Vlasov Equations

Project summary

  • Project name: Splitting methods for the Vlasov-Poisson and Vlasov-Maxwell equations
  • FWF project id: P25346
  • University: University of Innsbruck, Department of Mathematics
  • Field: numerical analysis, applied mathematics, plasma physics
  • Keywords: abstract evolution equations, convergence analysis, splitting methods, high-order methods, discontinuous Galerkin, Vlasov-Maxwell equation

Short project description

The Vlasov-Poisson and Vlasov-Maxwell equations are the most fundamental description of a (collisionless) plasma. The equations describe the evolution of a particle-probability distribution in 3+3 dimensional phase space coupled to an electromagnetic field. The difficulties in obtaining a numerical solution of those equations are summarized in the following three statements:

  1. Due to the six-dimensional phase space the amount of memory required to store the interpolation is proportional to the sixth power of the number of grid points.
  2. The Vlasov equation is stiff (i.e. the time step size is limited by the CFL condition)
  3. The coupling to the Maxwell/Poisson equation makes the system highly non-linear.

A numerical scheme based on Strang splitting has been proposed that translates the basis functions of some interpolation space and projects the translated basis function back onto the proper subspace.

Various interpolation schemes for the above mentioned algorithm have also been investigated. It has been found that the discontinuous Galerkin method is extremely competitive performance wise, while most of its desirable features (such as locality) remain.

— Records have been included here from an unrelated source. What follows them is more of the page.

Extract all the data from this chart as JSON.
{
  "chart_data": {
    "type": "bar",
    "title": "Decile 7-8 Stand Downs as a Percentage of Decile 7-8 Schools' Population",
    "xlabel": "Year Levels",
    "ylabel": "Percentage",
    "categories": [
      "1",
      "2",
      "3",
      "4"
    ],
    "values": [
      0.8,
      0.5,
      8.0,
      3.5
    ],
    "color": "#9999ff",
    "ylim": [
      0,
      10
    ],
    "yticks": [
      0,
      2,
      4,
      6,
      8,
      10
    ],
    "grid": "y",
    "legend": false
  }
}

Therefore the aim of this project is to:

  1. supply an in-depth numerical analysis of Strang splitting for Vlasov-type equations;
  2. extend the achieved results to higher-order splitting methods;
  3. provide a convergence analysis of the fully discrete problems (using discontinuous Galerkin in space);
  4. extend the previous results to higher-order methods in space.

To implement higher-order splitting methods we have to evaluate the force term at certain intermediate steps. We will develop a strategy that leads to computationally efficient schemes.